Merely securing a website
with a valid SSL/TLS certificate from a trusted CA
is not enough to get all-round protection.
SSL is a complex technology,
which has a number of features (key encryption algorithm, secure ciphers,
HSTS, and much more) that can do the following:
- Enhance the security of your website’s visitors.
- Improve your website performance.
- Harden the security of all server’s encrypted connections
Enabling these features can improve your websites’ search engine rankings:
- “Redirect from http to https” sets up a permanent,
SEO-safe 301 redirect from the insecure HTTP
to the secure HTTPS version of the website and/or webmail.
- HSTS prohibits web browsers from accessing the website
via insecure HTTP connections.
- OSCP makes the web server request the status of the website’s certificate
(can be good, revoked, or unknown)
from the CA instead of the visitor’s browser.
- TLS versions and ciphers by Mozilla
harden connections secured with SSL/TLS certificates
(website, mail, Plesk, and so on).
Caution: Before turning these features on,
ensure that your website can be accessed
via HTTPS without any issues.
Otherwise, visitors may have trouble accessing your website.
Note: If you have already set up HSTS or OCSP stapling
in your web server manually,
delete these customizations
before turning on HSTS or OCSP stapling in SSL It!.
To enhance the security of your websites and encrypted server connections:
Secure your website with a valid SSL/TLS certificate from a trusted CA.
Go to Websites & Domains > your domain > SSL/TLS Certificates.
If you have upgraded to Plesk Obsidian from earlier Plesk versions,
turn on “Redirect from http to https”.
The redirect will be also applied for webmail by default.

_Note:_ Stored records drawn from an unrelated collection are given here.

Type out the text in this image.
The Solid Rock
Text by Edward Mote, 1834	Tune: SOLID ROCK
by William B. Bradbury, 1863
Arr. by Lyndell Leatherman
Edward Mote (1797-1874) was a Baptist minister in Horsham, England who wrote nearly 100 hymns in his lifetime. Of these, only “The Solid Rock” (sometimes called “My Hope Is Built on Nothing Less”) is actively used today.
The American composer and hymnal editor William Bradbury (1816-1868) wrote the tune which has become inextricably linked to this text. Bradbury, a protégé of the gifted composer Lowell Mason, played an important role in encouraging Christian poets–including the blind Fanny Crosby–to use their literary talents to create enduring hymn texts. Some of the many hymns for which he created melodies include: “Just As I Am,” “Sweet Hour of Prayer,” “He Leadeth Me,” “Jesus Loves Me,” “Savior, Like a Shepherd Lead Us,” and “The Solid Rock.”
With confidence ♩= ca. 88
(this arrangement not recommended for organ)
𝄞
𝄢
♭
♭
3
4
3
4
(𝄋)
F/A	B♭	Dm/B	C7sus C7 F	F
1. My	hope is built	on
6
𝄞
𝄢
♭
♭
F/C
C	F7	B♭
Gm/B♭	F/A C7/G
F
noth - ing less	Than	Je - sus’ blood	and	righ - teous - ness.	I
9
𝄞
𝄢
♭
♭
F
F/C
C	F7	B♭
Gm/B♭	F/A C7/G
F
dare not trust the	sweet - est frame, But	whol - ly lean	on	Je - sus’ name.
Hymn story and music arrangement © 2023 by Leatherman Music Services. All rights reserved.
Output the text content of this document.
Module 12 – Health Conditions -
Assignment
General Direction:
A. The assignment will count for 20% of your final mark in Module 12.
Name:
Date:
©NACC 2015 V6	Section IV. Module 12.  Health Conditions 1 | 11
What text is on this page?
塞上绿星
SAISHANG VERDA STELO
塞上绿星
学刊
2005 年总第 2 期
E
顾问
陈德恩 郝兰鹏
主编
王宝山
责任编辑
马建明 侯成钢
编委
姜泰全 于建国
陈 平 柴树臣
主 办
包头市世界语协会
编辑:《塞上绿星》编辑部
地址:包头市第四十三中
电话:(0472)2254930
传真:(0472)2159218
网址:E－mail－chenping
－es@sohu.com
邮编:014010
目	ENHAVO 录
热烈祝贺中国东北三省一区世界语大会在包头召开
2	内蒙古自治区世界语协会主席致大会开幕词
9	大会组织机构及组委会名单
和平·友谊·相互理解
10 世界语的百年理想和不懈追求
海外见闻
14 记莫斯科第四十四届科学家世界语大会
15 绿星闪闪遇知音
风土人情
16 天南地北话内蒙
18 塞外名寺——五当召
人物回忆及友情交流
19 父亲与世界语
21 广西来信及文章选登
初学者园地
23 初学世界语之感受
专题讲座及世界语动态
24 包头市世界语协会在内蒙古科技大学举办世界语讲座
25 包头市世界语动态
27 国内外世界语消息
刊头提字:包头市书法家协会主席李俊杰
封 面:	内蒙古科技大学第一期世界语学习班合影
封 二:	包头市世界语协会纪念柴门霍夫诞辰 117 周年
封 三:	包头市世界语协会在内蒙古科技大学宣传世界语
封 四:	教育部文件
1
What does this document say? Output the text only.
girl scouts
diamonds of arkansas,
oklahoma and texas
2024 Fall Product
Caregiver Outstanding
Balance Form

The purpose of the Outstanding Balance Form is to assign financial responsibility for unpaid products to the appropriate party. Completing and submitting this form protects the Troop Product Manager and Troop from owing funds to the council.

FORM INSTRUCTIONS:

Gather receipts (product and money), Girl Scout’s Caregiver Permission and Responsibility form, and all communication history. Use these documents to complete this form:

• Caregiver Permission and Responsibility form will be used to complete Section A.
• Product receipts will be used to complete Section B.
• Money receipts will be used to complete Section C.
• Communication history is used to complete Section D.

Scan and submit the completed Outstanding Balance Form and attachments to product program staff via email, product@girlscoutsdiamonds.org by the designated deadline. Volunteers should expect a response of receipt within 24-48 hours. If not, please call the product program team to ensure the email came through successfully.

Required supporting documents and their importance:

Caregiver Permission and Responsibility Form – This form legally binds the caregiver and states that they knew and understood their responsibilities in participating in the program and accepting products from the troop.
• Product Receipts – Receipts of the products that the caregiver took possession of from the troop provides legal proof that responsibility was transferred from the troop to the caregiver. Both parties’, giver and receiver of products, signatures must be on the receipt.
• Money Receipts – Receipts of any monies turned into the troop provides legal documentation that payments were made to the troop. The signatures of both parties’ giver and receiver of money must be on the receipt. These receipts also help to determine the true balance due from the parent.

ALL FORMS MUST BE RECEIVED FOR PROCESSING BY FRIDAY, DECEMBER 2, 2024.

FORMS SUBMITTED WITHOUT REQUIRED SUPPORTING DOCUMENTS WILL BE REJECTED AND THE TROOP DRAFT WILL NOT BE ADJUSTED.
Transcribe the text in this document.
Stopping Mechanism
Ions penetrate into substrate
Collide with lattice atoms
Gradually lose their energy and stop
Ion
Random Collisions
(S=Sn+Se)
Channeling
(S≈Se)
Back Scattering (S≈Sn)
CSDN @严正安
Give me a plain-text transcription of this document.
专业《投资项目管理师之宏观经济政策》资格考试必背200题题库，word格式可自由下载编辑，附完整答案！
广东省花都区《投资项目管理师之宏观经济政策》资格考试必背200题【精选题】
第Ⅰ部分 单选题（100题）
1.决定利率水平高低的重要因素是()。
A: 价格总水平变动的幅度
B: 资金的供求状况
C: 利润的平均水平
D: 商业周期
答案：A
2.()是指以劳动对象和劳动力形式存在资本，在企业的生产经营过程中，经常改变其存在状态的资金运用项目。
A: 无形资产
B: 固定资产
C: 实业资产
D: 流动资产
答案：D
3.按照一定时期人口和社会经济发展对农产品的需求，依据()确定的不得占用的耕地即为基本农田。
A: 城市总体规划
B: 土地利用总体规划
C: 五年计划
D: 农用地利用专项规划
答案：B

On clean Plesk Obsidian installations,
the redirect for the domain and webmail is already turned on by default.
Note: If your webmail is not secured with a valid SSL/TLS certificate
or you do not have any webmail,
clear the “Include webmail” checkbox.
Turn on HSTS.
Make sure that an SSL/TLS certificate
that secures your website will be valid
during the “Max-age” period.
Do the same for subdomains and the webmail subdomain.
Otherwise, if the SSL/TLS certificate expires earlier
than the “Max-age” period and HSTS is turned on,
visitors will not be able to access your website.